VALÈNCIA. A veces le tenemos un apego injustificado a materiales u objetos maltratados por el paso del tiempo. Una estima especial a unos barrotes oxidados que nos recuerdan a los parques de nuestra infancia, una taza preferida para el café de media mañana aunque esté picada y le falte un trozo de la base, el lápiz más usado o esa desgastada y ya descolorida funda del móvil. No es que seamos unos cutres (aunque a veces pueda serlo), y más allá del factor nostálgico los japoneses recurren al término wabi sabi para denominar la devoción por las cosas desgastadas e incluso rotas que denotan el paso del tiempo.
Wabi sabi es la huella, la marca que deja la vida a nuestro alrededor y configura así el aspecto de nuestros objetos cotidianos. Es la visión estética de la belleza de la imperfección, algo muy presente en la sociedad japonesa donde se mezcla y contrasta la modernidad con la vetustos y desgastados elementos naturales.
Arte y filosofía van de la mano en esta corriente nipona que mezcla los antiguos conceptos de naturaleza (wabi) y desgaste (sabi), y puede sintetizarse en que lo más simple, si nos paramos a apreciar su desgaste natural, puede encerrar la mayor belleza. Diversos autores se han aproximado al wabi sabi para trasladárnoslo. Andrew Juniper en su libro El arte de la impermanencia japonés (Ed. Oniro, 2004) afirma que “si un objeto o expresión puede provocar en nosotros una sensación de serena melancolía y anhelo espiritual, entonces dicho objeto puede considerarse wabi sabi”.

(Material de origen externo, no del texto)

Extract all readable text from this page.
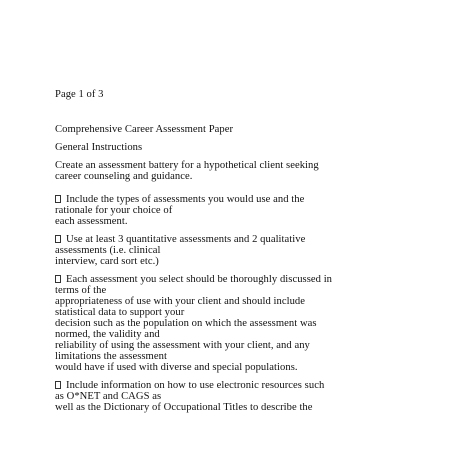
Page 1 of 3

Comprehensive Career Assessment Paper

General Instructions

Create an assessment battery for a hypothetical client seeking

career counseling and guidance.

Include the types of assessments you would use and the

rationale for your choice of

each assessment.

Use at least 3 quantitative assessments and 2 qualitative

assessments (i.e. clinical

interview, card sort etc.)

Each assessment you select should be thoroughly discussed in

terms of the

appropriateness of use with your client and should include

statistical data to support your

decision such as the population on which the assessment was

normed, the validity and

reliability of using the assessment with your client, and any

limitations the assessment

would have if used with diverse and special populations.

Include information on how to use electronic resources such

as O*NET and CAGS as

well as the Dictionary of Occupational Titles to describe the
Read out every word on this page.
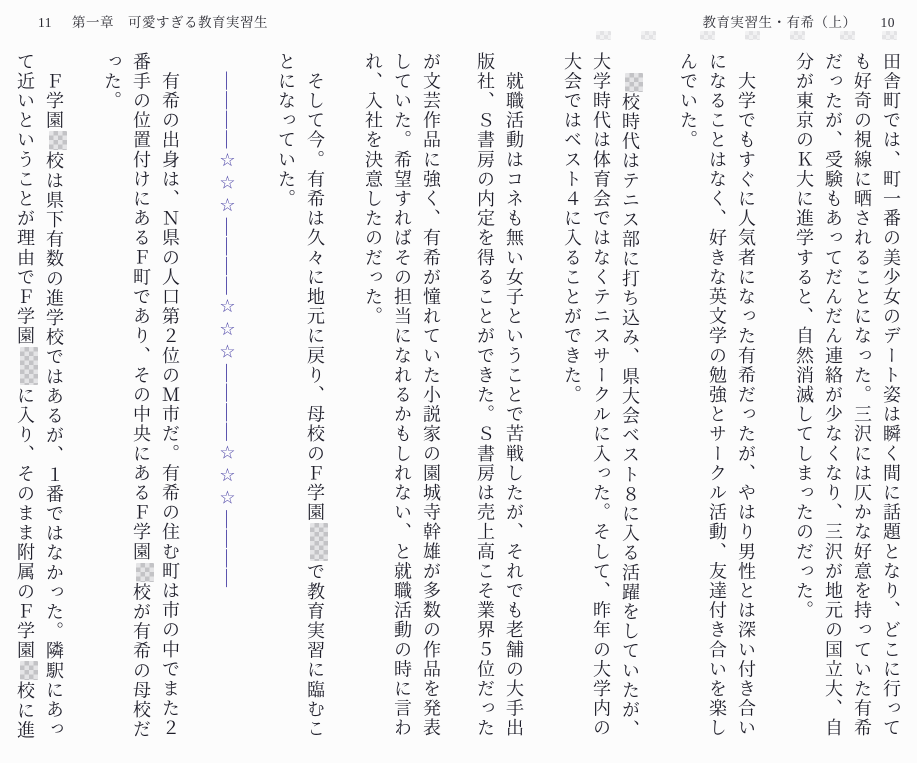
11 第一章　可愛すぎる教育実習生	教育実習生・有希（上） 10
が文芸作品に強く、有希が憧れていた小説家の園城寺幹雄が多数の作品を発表
していた。希望すればその担当になれるかもしれない、と就職活動の時に言わ
れ、入社を決意したのだった。
　そして今。有希は久々に地元に戻り、母校のＦ学園で教育実習に臨むこ
とになっていた。
　――――☆☆☆――――☆☆☆――――☆☆☆――――
　有希の出身は、Ｎ県の人口第２位のＭ市だ。有希の住む町は市の中でまた２
番手の位置付けにあるＦ町であり、その中央にあるＦ学園校が有希の母校だ
った。
　Ｆ学園校は県下有数の進学校ではあるが、１番ではなかった。隣駅にあっ
て近いということが理由でＦ学園に入り、そのまま附属のＦ学園校に進	田舎町では、町一番の美少女のデート姿は瞬く間に話題となり、どこに行って
も好奇の視線に晒されることになった。三沢には仄かな好意を持っていた有希
だったが、受験もあってだんだん連絡が少なくなり、三沢が地元の国立大、自
分が東京のＫ大に進学すると、自然消滅してしまったのだった。
　大学でもすぐに人気者になった有希だったが、やはり男性とは深い付き合い
になることはなく、好きな英文学の勉強とサークル活動、友達付き合いを楽し
んでいた。
　校時代はテニス部に打ち込み、県大会ベスト８に入る活躍をしていたが、
大学時代は体育会ではなくテニスサークルに入った。そして、昨年の大学内の
大会ではベスト４に入ることができた。
　就職活動はコネも無い女子ということで苦戦したが、それでも老舗の大手出
版社、Ｓ書房の内定を得ることができた。Ｓ書房は売上高こそ業界５位だった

En occidente, sin embargo, y cada vez más, las cosas desgastadas por el uso tienden a acarrear connotaciones negativas. Hoy en día es complicado entender términos emocionales difíciles de trasladar, unos valores no tan compartidos por estos lares y que han llevado a corromper y prostituir la esencia del wabi sabi, forzando y fabricando el desgaste de manera artificial.